Tokenizer

java.lang.Object
- de.hu_berlin.german.korpling.saltnpepper.salt.saltCommon.sDocumentStructure.tokenizer.Tokenizer

```
public class Tokenizer
extends java.lang.Object
```
The general task of this class is to tokenize a given text in the same order as the tool TreeTagger will do.
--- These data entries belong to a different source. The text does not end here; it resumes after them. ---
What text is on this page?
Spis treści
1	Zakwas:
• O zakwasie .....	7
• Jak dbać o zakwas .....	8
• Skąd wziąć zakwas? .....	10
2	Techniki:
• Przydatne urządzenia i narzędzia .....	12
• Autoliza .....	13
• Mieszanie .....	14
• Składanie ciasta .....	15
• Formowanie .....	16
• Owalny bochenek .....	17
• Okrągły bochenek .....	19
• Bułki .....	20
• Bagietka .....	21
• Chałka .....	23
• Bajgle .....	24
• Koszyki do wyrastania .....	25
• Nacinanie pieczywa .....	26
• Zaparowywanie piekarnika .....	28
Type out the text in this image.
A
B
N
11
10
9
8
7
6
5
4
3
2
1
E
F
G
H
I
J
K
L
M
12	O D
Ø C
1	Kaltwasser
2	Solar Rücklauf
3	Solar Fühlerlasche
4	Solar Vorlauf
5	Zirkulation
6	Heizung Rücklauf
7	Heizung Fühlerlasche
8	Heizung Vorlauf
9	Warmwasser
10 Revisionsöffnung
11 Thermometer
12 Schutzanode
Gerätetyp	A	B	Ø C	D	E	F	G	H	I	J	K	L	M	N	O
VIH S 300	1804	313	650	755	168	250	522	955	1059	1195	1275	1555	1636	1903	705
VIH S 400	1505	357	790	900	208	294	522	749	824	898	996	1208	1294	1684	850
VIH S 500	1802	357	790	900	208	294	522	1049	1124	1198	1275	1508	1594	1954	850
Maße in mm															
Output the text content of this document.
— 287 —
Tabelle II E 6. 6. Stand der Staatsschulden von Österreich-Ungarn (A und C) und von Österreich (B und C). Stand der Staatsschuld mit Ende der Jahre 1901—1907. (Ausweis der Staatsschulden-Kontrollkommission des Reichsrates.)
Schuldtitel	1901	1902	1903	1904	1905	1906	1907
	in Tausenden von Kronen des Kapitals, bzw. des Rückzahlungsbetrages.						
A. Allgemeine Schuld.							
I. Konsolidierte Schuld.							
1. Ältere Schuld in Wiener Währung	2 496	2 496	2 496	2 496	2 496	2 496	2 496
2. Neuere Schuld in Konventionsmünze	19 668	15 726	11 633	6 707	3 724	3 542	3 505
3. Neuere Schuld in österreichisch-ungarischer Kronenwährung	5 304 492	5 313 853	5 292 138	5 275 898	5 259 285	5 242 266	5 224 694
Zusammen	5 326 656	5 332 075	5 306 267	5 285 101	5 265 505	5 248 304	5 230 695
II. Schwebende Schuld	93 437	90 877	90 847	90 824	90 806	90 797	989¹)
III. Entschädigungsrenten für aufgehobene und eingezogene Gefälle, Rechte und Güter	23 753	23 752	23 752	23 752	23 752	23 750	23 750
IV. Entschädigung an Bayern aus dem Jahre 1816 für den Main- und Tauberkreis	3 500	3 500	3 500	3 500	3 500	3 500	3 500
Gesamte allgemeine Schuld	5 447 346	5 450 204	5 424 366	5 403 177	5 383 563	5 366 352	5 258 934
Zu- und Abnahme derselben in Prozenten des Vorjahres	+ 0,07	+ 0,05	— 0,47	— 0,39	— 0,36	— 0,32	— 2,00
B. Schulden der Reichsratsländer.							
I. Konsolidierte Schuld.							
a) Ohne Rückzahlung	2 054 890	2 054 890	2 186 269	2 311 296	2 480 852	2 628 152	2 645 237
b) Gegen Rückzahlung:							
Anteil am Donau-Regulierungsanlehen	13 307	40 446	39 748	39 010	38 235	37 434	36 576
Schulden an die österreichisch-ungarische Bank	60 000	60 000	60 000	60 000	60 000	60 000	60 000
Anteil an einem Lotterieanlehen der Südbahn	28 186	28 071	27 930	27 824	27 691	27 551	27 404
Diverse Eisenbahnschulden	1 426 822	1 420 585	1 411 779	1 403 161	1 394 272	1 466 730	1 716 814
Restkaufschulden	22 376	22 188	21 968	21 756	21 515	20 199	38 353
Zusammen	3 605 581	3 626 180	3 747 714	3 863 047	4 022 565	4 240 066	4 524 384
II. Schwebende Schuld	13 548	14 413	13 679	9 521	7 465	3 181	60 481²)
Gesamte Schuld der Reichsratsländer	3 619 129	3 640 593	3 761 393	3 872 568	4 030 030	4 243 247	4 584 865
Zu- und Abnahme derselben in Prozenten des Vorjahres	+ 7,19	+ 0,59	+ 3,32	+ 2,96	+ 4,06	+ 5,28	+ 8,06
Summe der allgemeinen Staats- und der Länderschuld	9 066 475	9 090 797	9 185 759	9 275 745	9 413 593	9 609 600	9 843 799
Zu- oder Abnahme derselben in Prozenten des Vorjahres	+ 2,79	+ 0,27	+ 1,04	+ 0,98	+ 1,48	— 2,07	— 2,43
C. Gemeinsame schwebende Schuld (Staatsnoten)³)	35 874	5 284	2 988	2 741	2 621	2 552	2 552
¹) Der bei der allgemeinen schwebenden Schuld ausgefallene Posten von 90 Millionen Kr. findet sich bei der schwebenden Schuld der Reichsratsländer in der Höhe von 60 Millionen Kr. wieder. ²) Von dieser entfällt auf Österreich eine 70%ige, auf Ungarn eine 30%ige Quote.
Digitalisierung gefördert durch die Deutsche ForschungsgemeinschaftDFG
A list of tokenized text is returned with the text anchor (start and end position) in original text. Reimplemented in Java with permission from the original TreeTagger tokenizer in Perl by Helmut Schmid (see http://www.ims.uni-stuttgart.de/projekte/corplex/TreeTagger/). This implementation uses sets of abbreviations to detect tokens, which are abbreviations in a specific language. Therefore you can set a file containing abbreviations, to take others than the default ones. Because of abbreviations are language dependend, you can set a language, to use only a specific set of abbreviations. The current version of the Tokenizer supports abbreviations for english, french, italian and german language. If no language is set, all available abbreviations will be used.

Author:

Amir Zeldes, Florian Zipser

Constructor Summary

Constructors
Constructor and Description

Tokenizer()
Initializes a new TTokenizer object.

Constructors
Constructor and Description
`Tokenizer()` Initializes a new TTokenizer object.

Method Summary

Methods
Modifier and Type	Method and Description
`void`	`addAbbreviation(com.neovisionaries.i18n.LanguageCode language, java.io.File abbreviationFile)` Adds the content of given file as a list of abbreviation to the internal map corresponding to given language.
`void`	`addAbbreviation(com.neovisionaries.i18n.LanguageCode language, java.util.HashSet<java.lang.String> abbreviations)` Adds the given list of abbreviation to the internal map corresponding to given language.
`com.neovisionaries.i18n.LanguageCode`	`checkLanguage(java.lang.String text)` Tries to detect language and returns ISO 639-2 language code
`java.util.HashSet<java.lang.String>`	`getAbbreviations(com.neovisionaries.i18n.LanguageCode language)` Returns a list of abbreviations corresponding to the given language.
`SDocumentGraph`	`getsDocumentGraph()`
`com.neovisionaries.i18n.LanguageCode`	`mapISOLanguageCode(java.lang.String language)` Maps the knallgrau `TextCategorizer` language description codes to ISO 639 codes.
`void`	`setsDocumentGraph(SDocumentGraph sDocumentGraph)`
`org.eclipse.emf.common.util.EList<SToken>`	`tokenize(STextualDS sTextualDSs)` Sets the `STextualDS` to be tokenized.
`org.eclipse.emf.common.util.EList<SToken>`	`tokenize(STextualDS sTextualDSs, com.neovisionaries.i18n.LanguageCode language)` Sets the `STextualDS` to be tokenized and the language of the text.
`org.eclipse.emf.common.util.EList<SToken>`	`tokenize(STextualDS sTextualDS, com.neovisionaries.i18n.LanguageCode language, java.lang.Integer startPos, java.lang.Integer endPos)` Sets the `STextualDS` to be tokenized and the language of the text.
`java.util.List<java.lang.String>`	`tokenizeToString(java.lang.String strInput, com.neovisionaries.i18n.LanguageCode language)` The general task of this class is to tokenize a given text in the same order as the tool TreeTagger will do.
`org.eclipse.emf.common.util.EList<SToken>`	`tokenizeToToken(STextualDS sTextualDS, com.neovisionaries.i18n.LanguageCode language, java.lang.Integer startPos, java.lang.Integer endPos)` The general task of this class is to tokenize a given text in the same order as the tool TreeTagger will do.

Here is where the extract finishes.